Build your recommendations

Recommendations will convince employers that you’re not just a wannabe – you really can deliver on your claims. If you have worked closely alongside a colleague or employer, then offer them a recommendation for one in return. Choose a particular skill that you would like to highlight and remind your contact of times you have demonstrated that skill.

If you feel uncomfortable asking colleagues for recommendations, try writing recommendations for them without being asked. It is likely that they will return the favor out of courtesy.

 

Build a strong network of "connections"

LinkedIn will automatically invite contacts to connect with you. However, we suggest you deselect this option. While it may help you to build a lot of contacts, it is likely that there are people in your contacts who aren’t going to be helpful to you and may even detract from your professional image. Instead, use the search function to manually search for connections. Once you have made your selections, LinkedIn will then suggest similar people.

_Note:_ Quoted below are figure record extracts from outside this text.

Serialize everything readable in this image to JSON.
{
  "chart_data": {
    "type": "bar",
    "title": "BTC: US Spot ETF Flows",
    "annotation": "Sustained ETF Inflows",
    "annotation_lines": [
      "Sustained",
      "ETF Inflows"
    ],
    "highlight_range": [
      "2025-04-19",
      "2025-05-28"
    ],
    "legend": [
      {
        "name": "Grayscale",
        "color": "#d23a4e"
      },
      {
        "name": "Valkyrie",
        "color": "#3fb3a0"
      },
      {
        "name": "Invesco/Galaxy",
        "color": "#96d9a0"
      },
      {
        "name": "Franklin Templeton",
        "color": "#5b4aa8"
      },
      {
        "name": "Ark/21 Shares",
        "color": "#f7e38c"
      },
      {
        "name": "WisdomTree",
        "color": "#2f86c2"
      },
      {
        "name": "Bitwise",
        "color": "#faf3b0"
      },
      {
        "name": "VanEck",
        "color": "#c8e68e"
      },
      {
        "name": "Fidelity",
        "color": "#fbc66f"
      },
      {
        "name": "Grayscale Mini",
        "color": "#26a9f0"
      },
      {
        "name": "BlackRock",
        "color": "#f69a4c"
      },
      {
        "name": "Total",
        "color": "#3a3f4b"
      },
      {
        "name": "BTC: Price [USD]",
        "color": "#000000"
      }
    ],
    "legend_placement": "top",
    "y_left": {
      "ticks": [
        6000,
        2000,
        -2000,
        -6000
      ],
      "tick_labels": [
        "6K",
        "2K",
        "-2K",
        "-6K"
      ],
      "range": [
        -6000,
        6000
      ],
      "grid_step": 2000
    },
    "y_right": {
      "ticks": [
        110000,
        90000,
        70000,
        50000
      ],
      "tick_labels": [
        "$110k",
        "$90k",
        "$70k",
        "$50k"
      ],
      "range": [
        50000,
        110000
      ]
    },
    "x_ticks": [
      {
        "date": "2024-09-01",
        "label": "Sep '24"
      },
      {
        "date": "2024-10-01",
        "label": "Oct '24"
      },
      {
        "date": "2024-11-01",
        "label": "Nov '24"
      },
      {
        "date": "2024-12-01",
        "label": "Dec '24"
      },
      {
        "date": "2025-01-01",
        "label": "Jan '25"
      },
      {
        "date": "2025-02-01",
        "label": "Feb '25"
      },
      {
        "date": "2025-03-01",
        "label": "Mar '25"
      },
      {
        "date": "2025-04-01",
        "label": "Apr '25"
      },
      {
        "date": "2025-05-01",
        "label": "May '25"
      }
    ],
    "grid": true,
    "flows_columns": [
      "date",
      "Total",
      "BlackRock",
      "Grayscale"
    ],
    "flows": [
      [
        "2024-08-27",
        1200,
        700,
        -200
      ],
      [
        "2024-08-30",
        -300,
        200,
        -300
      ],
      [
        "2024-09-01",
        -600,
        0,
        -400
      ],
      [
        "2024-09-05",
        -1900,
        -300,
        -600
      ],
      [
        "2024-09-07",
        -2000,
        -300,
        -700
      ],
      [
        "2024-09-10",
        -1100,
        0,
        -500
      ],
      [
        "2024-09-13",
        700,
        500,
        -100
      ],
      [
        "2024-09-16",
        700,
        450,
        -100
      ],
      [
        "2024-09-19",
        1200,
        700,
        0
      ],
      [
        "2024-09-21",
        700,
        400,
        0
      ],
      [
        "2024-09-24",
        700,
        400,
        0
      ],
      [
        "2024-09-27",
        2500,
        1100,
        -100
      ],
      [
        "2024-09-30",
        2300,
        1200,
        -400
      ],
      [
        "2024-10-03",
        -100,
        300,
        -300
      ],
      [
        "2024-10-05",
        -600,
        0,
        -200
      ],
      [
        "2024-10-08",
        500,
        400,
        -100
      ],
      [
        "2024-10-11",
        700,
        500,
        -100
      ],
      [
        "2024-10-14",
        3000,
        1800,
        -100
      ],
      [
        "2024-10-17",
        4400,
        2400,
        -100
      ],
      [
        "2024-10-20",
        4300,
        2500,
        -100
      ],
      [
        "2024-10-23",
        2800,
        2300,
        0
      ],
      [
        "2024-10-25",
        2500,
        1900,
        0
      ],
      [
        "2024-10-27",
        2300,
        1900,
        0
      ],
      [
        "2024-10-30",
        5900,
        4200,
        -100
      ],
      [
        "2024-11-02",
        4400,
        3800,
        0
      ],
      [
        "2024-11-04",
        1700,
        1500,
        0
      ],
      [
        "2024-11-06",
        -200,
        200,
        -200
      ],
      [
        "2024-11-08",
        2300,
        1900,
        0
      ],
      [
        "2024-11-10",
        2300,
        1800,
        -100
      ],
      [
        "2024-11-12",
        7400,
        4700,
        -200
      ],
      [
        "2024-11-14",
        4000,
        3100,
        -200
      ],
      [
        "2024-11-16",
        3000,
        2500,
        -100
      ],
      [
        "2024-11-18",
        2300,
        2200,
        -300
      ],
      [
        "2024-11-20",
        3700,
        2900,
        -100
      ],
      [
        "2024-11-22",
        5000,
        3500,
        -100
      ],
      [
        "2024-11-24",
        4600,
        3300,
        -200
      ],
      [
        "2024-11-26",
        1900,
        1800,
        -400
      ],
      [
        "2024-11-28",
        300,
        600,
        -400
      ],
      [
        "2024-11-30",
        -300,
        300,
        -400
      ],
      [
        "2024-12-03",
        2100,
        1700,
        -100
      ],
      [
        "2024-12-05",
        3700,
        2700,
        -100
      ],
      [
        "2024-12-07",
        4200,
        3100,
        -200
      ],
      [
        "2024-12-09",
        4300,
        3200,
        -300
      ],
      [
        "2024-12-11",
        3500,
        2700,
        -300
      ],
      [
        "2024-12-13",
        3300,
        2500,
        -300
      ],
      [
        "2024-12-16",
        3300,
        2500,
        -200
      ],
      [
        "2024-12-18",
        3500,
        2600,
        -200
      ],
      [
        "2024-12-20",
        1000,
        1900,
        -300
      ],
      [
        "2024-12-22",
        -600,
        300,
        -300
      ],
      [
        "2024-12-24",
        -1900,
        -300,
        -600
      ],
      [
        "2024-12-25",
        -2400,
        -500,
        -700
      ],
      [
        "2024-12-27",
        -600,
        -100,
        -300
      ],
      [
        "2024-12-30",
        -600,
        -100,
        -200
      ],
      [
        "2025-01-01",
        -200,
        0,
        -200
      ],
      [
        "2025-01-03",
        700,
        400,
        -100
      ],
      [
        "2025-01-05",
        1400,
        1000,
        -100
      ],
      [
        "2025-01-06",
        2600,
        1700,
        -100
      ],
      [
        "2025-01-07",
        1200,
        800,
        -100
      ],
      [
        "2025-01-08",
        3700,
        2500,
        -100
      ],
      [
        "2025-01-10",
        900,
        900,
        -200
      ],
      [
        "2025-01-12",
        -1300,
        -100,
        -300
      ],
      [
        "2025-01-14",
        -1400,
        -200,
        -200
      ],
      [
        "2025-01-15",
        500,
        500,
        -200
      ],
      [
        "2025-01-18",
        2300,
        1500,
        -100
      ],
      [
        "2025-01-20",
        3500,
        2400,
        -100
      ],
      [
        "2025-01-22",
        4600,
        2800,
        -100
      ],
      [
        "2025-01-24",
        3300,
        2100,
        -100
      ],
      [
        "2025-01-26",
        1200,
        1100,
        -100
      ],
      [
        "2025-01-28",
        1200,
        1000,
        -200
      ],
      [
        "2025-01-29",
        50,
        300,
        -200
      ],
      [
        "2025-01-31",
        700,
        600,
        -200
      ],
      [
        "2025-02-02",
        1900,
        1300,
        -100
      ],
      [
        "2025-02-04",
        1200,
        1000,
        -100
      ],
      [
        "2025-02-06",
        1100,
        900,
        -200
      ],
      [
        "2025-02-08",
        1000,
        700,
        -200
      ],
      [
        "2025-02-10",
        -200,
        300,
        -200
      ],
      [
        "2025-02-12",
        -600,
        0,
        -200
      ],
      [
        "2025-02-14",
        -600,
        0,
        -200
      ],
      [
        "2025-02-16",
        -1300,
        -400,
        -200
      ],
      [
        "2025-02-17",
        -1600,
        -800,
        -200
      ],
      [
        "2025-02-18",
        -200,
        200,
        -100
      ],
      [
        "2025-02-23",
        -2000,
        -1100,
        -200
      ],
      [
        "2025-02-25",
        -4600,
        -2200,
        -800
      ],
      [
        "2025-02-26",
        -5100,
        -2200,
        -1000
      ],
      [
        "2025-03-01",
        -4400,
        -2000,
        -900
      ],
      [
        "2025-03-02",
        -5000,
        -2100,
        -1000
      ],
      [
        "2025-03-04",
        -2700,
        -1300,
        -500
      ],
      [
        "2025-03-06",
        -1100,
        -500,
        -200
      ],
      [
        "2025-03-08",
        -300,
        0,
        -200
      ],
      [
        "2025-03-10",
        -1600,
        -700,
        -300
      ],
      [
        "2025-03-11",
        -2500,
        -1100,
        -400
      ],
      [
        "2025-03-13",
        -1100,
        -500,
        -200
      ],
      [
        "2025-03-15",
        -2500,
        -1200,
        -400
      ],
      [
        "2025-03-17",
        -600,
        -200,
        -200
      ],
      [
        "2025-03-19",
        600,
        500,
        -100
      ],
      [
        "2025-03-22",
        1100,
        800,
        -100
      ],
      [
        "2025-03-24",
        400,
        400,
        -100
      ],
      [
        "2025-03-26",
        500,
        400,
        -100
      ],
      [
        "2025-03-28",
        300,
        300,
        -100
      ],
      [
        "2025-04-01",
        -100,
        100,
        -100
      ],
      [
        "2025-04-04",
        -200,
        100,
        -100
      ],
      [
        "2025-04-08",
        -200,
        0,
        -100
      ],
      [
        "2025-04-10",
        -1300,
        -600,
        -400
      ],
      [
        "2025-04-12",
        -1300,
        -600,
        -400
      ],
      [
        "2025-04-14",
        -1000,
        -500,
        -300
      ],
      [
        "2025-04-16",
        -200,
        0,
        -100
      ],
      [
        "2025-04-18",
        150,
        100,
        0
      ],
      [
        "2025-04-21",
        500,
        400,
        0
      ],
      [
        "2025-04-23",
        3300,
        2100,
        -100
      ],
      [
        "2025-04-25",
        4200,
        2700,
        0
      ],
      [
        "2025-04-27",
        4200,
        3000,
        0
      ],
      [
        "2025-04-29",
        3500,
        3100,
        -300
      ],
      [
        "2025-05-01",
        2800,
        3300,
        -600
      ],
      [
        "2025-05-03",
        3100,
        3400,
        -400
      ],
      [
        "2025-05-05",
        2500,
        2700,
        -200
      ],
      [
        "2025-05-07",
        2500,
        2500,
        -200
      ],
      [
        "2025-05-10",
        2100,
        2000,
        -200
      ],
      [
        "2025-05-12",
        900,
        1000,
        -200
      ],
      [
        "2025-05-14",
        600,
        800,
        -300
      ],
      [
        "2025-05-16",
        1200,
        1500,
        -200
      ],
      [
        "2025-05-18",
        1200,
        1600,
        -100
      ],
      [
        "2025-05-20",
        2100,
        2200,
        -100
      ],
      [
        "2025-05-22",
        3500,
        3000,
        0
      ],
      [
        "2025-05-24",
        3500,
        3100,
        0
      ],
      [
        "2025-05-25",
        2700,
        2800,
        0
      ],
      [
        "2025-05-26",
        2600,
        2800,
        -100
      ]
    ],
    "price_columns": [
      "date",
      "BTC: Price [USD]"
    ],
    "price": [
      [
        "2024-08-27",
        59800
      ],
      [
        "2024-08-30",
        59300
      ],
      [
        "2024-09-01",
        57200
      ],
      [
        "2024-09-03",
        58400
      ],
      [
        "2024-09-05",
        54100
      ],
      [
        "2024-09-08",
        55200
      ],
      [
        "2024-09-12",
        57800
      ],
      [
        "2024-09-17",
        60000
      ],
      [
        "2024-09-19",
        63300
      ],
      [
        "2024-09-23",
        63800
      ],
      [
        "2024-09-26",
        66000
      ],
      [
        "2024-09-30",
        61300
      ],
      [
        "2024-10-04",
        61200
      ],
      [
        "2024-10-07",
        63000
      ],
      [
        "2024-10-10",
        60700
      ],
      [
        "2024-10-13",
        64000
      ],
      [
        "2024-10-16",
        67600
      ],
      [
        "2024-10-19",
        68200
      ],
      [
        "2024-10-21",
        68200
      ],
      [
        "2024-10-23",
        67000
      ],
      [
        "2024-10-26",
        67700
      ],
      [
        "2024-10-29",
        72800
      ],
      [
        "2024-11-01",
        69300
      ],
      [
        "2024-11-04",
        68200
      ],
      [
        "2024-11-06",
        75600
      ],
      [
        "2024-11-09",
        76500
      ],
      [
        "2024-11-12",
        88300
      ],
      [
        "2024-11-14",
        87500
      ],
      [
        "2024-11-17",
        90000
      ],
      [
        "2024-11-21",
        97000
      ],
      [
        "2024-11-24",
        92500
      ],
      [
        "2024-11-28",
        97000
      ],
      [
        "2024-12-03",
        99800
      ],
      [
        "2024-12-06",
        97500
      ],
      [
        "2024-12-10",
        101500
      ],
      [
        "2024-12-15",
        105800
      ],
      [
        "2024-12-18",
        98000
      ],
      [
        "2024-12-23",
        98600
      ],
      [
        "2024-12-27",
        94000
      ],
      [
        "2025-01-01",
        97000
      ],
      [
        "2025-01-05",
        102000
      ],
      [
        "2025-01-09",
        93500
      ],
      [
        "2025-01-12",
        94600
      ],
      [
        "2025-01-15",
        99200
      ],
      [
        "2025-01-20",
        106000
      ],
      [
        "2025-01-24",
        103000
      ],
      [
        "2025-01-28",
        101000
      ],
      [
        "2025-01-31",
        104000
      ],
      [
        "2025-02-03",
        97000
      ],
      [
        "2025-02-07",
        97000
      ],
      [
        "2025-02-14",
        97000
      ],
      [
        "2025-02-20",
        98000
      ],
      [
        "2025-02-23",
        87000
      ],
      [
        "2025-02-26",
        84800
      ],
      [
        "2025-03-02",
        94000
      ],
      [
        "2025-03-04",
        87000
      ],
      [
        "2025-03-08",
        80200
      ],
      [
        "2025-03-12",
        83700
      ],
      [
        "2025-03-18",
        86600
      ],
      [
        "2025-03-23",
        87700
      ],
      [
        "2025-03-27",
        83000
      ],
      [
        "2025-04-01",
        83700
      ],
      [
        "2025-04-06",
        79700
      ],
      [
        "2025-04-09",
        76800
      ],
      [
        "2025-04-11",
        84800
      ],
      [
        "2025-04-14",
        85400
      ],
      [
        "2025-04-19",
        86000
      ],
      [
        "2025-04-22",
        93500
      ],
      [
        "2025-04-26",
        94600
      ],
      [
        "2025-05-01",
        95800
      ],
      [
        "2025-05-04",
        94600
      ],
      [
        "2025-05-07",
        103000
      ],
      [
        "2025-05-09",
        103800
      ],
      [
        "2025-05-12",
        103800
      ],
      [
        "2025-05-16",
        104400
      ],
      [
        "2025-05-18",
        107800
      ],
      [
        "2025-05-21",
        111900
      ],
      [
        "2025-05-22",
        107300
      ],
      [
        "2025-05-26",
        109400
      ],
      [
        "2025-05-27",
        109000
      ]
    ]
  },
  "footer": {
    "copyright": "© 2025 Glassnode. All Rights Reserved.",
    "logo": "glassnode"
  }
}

Spend some time writing personal, tailored messages to each person that will explain why you would value them as a connection – they’re much more likely to respond to your request.

 

Be active in LinkedIn groups

Similar to fan pages on Facebook, LinkedIn has a “group” function that allows members to connect around a common interest or area of experience. This is a great way to build your network and increase your recommendations, so whether it’s an alumni group from university, or an industry specific group, join in and start a conversation. The more groups you join, the more you can network with like-minded professionals – but you do have to be active within a group to reap the benefits. When possible, try to offer a valuable input to the discussion that will benefit other people and demonstrate your passion for your chosen industry.

 

LinkedIn groups
Connecting with friends from old jobs or university is a great way to discover new companies and vacant positions

 

Include Keywords

When recruiters and employers search LinkedIn, they use industry specific keywords to refine their searches. For example, if an employer is looking for a marketing assistant, they are likely to search keywords such as “marketing,” “SEO” and “optimization” to drive them towards professionals that are skilled in this area. Visit the careers page of companies that you would like to be employed by, and pick keywords that are used in their job descriptions. Work these words into your profile – but remember to be subtle about it! It needs to look natural.

 

Publish, and see where you end up!

Once your LinkedIn profile is complete, proofread it for spelling, grammar and accuracy – and then read it through again, trying to judge whether your headline is attention grabbing, your summery is interesting, honest and easy to read, and whether your personality comes across. If you're happy with it, ask a colleague or mentor-figure to look it over and see if it conveys the message you want.

Now your LinkedIn profile should be a compelling portrait of who you are, and what you can bring to your next role.